Мне казалось, что если я влюблен, то и дедушке не может не нравиться эта
девочка. Он должен обожать ее.
Ни разу, ни единым словом дедушка не усомнился
в достоинствах моей избранницы. Ни одного упрека по поводу моего полуночного
образа жизни. Ни одной насмешки над моей рассеянностью, бессмысленной улыбкой
или внезапными слезами…
Он
не просил и не требовал от меня ничего рассказать, понимая, что есть вещи, где
слова беспомощны, где объяснения (или, как сейчас говорят, «выяснения
отношений») опасны, если не убийственны. Я только видел, что он счастлив вместе
со мной. А когда она уехала, он был несчастлив так же, как я.
И
в последние дни перед отъездом я возвращался в нашу комнату через окно. Створки
были приоткрыты доверчиво, как всегда. Дедушка, подложив под щеку ладонь,
притворялся, что он спит. Все по-прежнему, только ее не было.
Я
сел на подоконнике и вспомнил, как две недели назад шел дождь и я сидел вот так
же, свесив ноги на улицу, рядом сверкала и грохотала водосточная труба. И глядя
тогда на дождь, я понял, что люблю. Это был проливной дождь — быстрый,
смешанный с солнцем. Не знаю, отчего я тогда не взлетел.
А познакомились мы так — вместе ухаживали за
одним котенком. Потом ходили на танцы — нет, не танцевали, просто стояли рядом,
смотрели, как взрослые танцуют. Мне тогда захотелось немедленно научиться
танцевать. В школе мы разучивали только полонез. Я побежал в соседний корпус.
Под музыку из радиоточки какая-то тетенька учила меня вальсировать. Я не
доставал ей и до плеча, но мужественно взял этот снисходительный урок. Краснел,
загребал ковер, наступал на ноги даже самому себе…
Танцы
в клубе тем временем кончились.
Спустя
два дня мы вместе с дедушкой проводили ее на автобус. Она все жалась к своей
маме, и я, подавая вещи, только успел пожать ей руку. Она вскинула на меня
ресницы, и я покраснел до кончиков ушей. Мы даже ничего не сказали друг другу.
Она уехала.
А
я взял в библиотеке «Капитанскую дочку». Нам задали на лето. Стал читать и
вдруг увидел одну строчку, которую Пушкин написал о нас. Обо мне и о девочке,
которая уехала навсегда: «Мы оба молчали от полноты сердца».
…Нельзя
рассказать о любви. И просить рассказать о ней тоже, наверное, нельзя. Ведь это
не проза и даже не стихи… Это — любовь. Она так наполняет сердце, что о ней
можно только молчать.
И
все-таки я иногда достаю старую тетрадку и вписываю туда еще несколько
приснившихся мне строк.
Осенняя песня скворца
В
начале осени в Москве на Савёловском вокзале поселились скворцы. Они сидели на
проводах и пели, подняв к небу тонкие оранжевые клювики, улавливая ими
последнее солнце.
Я специально придумывал себе какое-то дело в
Москве, чтобы поехать из своего Подмосковья на вокзал и послушать скворцов,
полюбоваться на их черное оперение с изумрудным отливом.
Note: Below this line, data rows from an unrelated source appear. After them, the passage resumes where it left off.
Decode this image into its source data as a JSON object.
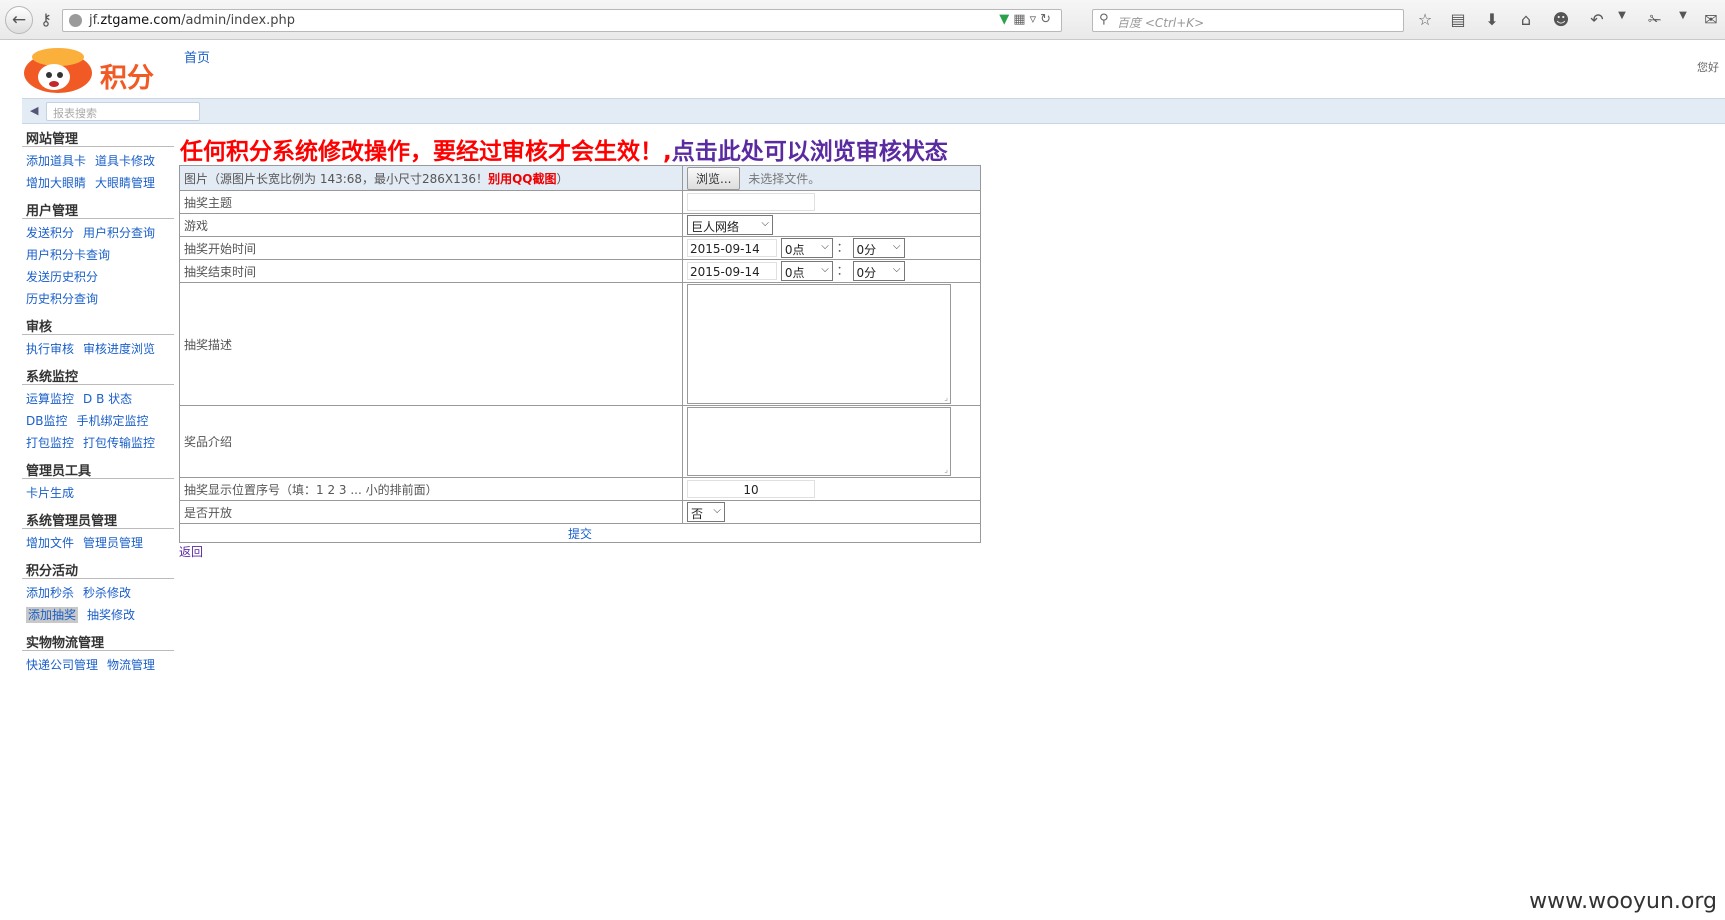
{
  "browser": {
    "url_prefix": "jf.",
    "url_domain": "ztgame.com",
    "url_path": "/admin/index.php",
    "search_placeholder": "百度 <Ctrl+K>"
  },
  "header": {
    "home_link": "首页",
    "greeting": "您好",
    "search_placeholder": "报表搜索"
  },
  "sidebar": {
    "groups": [
      {
        "title": "网站管理",
        "rows": [
          [
            "添加道具卡",
            "道具卡修改"
          ],
          [
            "增加大眼睛",
            "大眼睛管理"
          ]
        ]
      },
      {
        "title": "用户管理",
        "rows": [
          [
            "发送积分",
            "用户积分查询"
          ],
          [
            "用户积分卡查询"
          ],
          [
            "发送历史积分"
          ],
          [
            "历史积分查询"
          ]
        ]
      },
      {
        "title": "审核",
        "rows": [
          [
            "执行审核",
            "审核进度浏览"
          ]
        ]
      },
      {
        "title": "系统监控",
        "rows": [
          [
            "运算监控",
            "D B 状态"
          ],
          [
            "DB监控",
            "手机绑定监控"
          ],
          [
            "打包监控",
            "打包传输监控"
          ]
        ]
      },
      {
        "title": "管理员工具",
        "rows": [
          [
            "卡片生成"
          ]
        ]
      },
      {
        "title": "系统管理员管理",
        "rows": [
          [
            "增加文件",
            "管理员管理"
          ]
        ]
      },
      {
        "title": "积分活动",
        "rows": [
          [
            "添加秒杀",
            "秒杀修改"
          ],
          [
            "添加抽奖",
            "抽奖修改"
          ]
        ]
      },
      {
        "title": "实物物流管理",
        "rows": [
          [
            "快递公司管理",
            "物流管理"
          ]
        ]
      }
    ],
    "active": "添加抽奖"
  },
  "notice": {
    "red": "任何积分系统修改操作，要经过审核才会生效！,",
    "purple": "点击此处可以浏览审核状态"
  },
  "form": {
    "image_label": "图片（源图片长宽比例为 143:68，最小尺寸286X136！",
    "image_label_red": "别用QQ截图",
    "image_label_end": "）",
    "browse_button": "浏览...",
    "no_file": "未选择文件。",
    "subject_label": "抽奖主题",
    "subject_value": "",
    "game_label": "游戏",
    "game_value": "巨人网络",
    "start_label": "抽奖开始时间",
    "start_date": "2015-09-14",
    "start_hour": "0点",
    "start_min": "0分",
    "end_label": "抽奖结束时间",
    "end_date": "2015-09-14",
    "end_hour": "0点",
    "end_min": "0分",
    "colon": "：",
    "desc_label": "抽奖描述",
    "prize_label": "奖品介绍",
    "order_label": "抽奖显示位置序号（填：1 2 3 ... 小的排前面）",
    "order_value": "10",
    "open_label": "是否开放",
    "open_value": "否",
    "submit": "提交",
    "back": "返回"
  },
  "watermark": "www.wooyun.org"
}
Скворцы бесстрашно ходили под ногами у
пассажиров, другие уселись на проводах и выводили такие рулады, какие и весной
не всегда услышишь.
Однажды
все скворцы вдруг исчезли. Остался один. Он сидел на хлебном киоске, смотрел в
небо и самозабвенно пел. Из-за этого скворца я даже на свою электричку опоздал.
Электрички еще будут, а скворец улетит, и когда еще я его увижу?
Вот
стоял я, и слушал скворца, и смотрел, как у него булькает и топорщится
горлышко.
Шум,
гам, репродуктор объявляет платформы, а скворец закрыл глаза и поет себе, как
на опушке. Странно, что никто этому не удивляется. Люди спешат мимо, уткнувшись
в свои сотовые телефоны, айпеды и айфоны.
Интересно,
а если вдруг завтра на Савёловский вокзал прилетят, к примеру, магеллановы гуси или вьюрковые ткачики
— неужели и этому мы не удивимся?..
А потом пришла еще одна электричка в мою
сторону, и поток людей увлек меня на платформу. Перед тем как запрыгнуть в
вагон, я оглянулся, нашел черное пятнышко на крыше хлебного киоска: «До
свидания, скворушка!»
Галоша
В
середине октября бывает такая неделя, когда вдруг так прояснится, что ни
облачка не набегает на небо и эта небесная ясность замерает
над землей, над нами. И вот тут-то мы не прозевали, не замешкались, к счастью,
а поехали в Плёс, куда давно мечталось попасть в осень.
Мой
товарищ фотограф катил за собой тележку с аппаратурой и улыбался в усы, в
бороду, про себя. Но я видел, что он улыбался, и тоже не отставал, улыбался. И
так мы шли с автостанции под горку, за спиной звякала на камнях тележка, а под
горой лежал Плёс: маленький, рассыпчатый, весь в крышах. А небо над нами —
пустое, как река. А река пуста, как небо.
И
дом отдыха, в котором мы решили поселиться, тоже был пуст. В сопровождении
дежурной мы бродили по этажам, выбирая комнату окнами на Волгу, но не совсем
застуженную.
Пока
мы устраивались, наступила ночь. Окна нашего номера тут же запотели. А за ними
— черно. Но я выключаю свет и вижу огни Серково —
села, что стоит на том берегу. А над селом устроились Медведицы — Большая и
Малая.
Под
окном плёсские девицы смеются, курят. Но и это не
смущает нашего торжества и наших возвышенных мыслей. Мы не видим, но слышим,
как движется большая река, как эта исподняя глушь вздыхает и каждый вздох
отдается короткими шлепками воды то ли по причалу, то ли по мосткам.
На
другой день мы узнали, что причал увезли до весны. Навигация закончилась.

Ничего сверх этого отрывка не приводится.